Māori Wardens seek operational autonomy

The dialogue will continue between government, the Māori Council and Māori Wardens to determine whether or not Māori Wardens will be granted operational autonomy. Negotiations about the issue had been delayed by the change of government.

Māori Wardens are reinforcing their calls for independence.

Ōtāhūhū Māori Warden Co-ordinator Thomas Henry told Te Kāea, "What the Māori Wardens are really hoping for is their own autonomy."

Although negotiations were delayed at the change of government, Māori Development Minister Nanaia Mahuta says that she's across it.

“At the moment, the thought is there, there is a pathway forward and we will try to reach an agreement in due course.”

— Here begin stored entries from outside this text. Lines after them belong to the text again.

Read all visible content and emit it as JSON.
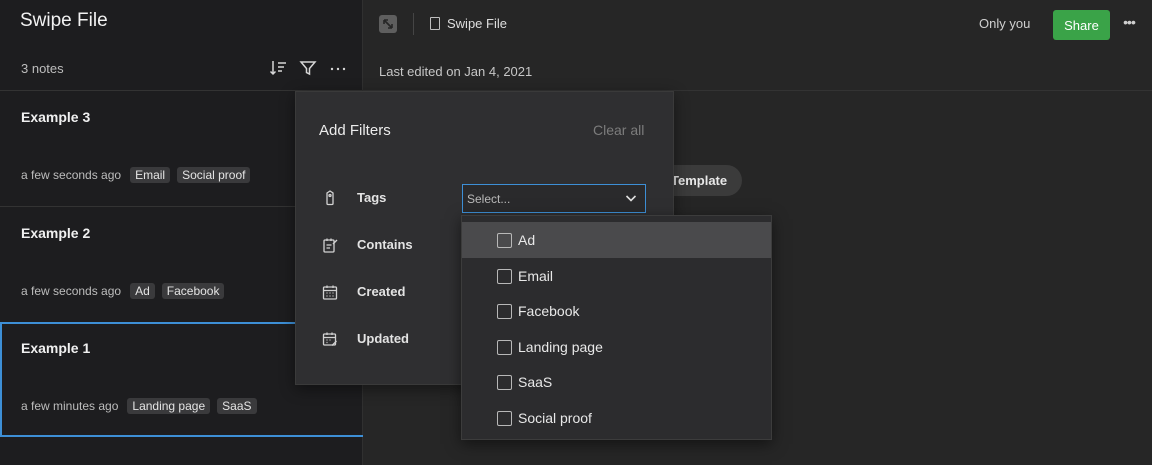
{
  "notebook": {
    "title": "Swipe File",
    "note_count": "3 notes"
  },
  "notes": [
    {
      "title": "Example 3",
      "time": "a few seconds ago",
      "tags": [
        "Email",
        "Social proof"
      ],
      "selected": false
    },
    {
      "title": "Example 2",
      "time": "a few seconds ago",
      "tags": [
        "Ad",
        "Facebook"
      ],
      "selected": false
    },
    {
      "title": "Example 1",
      "time": "a few minutes ago",
      "tags": [
        "Landing page",
        "SaaS"
      ],
      "selected": true
    }
  ],
  "topbar": {
    "notebook_name": "Swipe File",
    "sharing_status": "Only you",
    "share_label": "Share",
    "more_label": "•••"
  },
  "editor": {
    "last_edited": "Last edited on Jan 4, 2021",
    "template_label": "Template"
  },
  "filter_panel": {
    "title": "Add Filters",
    "clear_all": "Clear all",
    "rows": [
      {
        "label": "Tags",
        "icon": "tag-icon"
      },
      {
        "label": "Contains",
        "icon": "contains-icon"
      },
      {
        "label": "Created",
        "icon": "calendar-icon"
      },
      {
        "label": "Updated",
        "icon": "calendar-edit-icon"
      }
    ],
    "tags_select_placeholder": "Select..."
  },
  "tag_dropdown": {
    "options": [
      {
        "label": "Ad",
        "checked": false,
        "highlighted": true
      },
      {
        "label": "Email",
        "checked": false,
        "highlighted": false
      },
      {
        "label": "Facebook",
        "checked": false,
        "highlighted": false
      },
      {
        "label": "Landing page",
        "checked": false,
        "highlighted": false
      },
      {
        "label": "SaaS",
        "checked": false,
        "highlighted": false
      },
      {
        "label": "Social proof",
        "checked": false,
        "highlighted": false
      }
    ]
  },
  "colors": {
    "accent_blue": "#3d8fd6",
    "share_green": "#3aa348"
  }
}
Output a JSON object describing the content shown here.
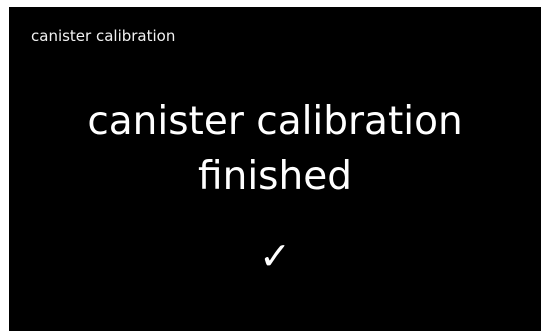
{
  "header": {
    "title": "canister calibration"
  },
  "message": {
    "line1": "canister calibration",
    "line2": "finished"
  },
  "status": {
    "icon": "check-icon",
    "glyph": "✓"
  },
  "colors": {
    "background": "#000000",
    "text": "#ffffff"
  }
}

Māori Wardens have legal responsibilities under the Māori Community Development Act and are currently managed by the government ministry, Te Puni Kōkiri. Māori Council Chairman Sir Edward Taihākurei Durie says this should not be.

Durie says, "Māori are capable of managing law and order themselves and managing their own systems and that's what we are still trying to achieve."

$1million was set aside in Budget 2018 for Māori Wardens to support youth in the communities. Durie says wardens should be the responsibility of Māori communities, represented by Māori Council.

"What we are saying it's time to give the wardens back to the council to manage it and that they should not be being managed by Te Puni Kōkiri."

However, Minister Mahuta says, talks will commence when the Māori Council annual elections are complete.

“When the Māori Council election is finished I'll talk to them and the wardens but there is a way forward if the wardens can agree that it is autonomy that they are seeking.”

With a reported eighty wardens waiting for Māori Council and government sign off to practice, patience is wearing thin.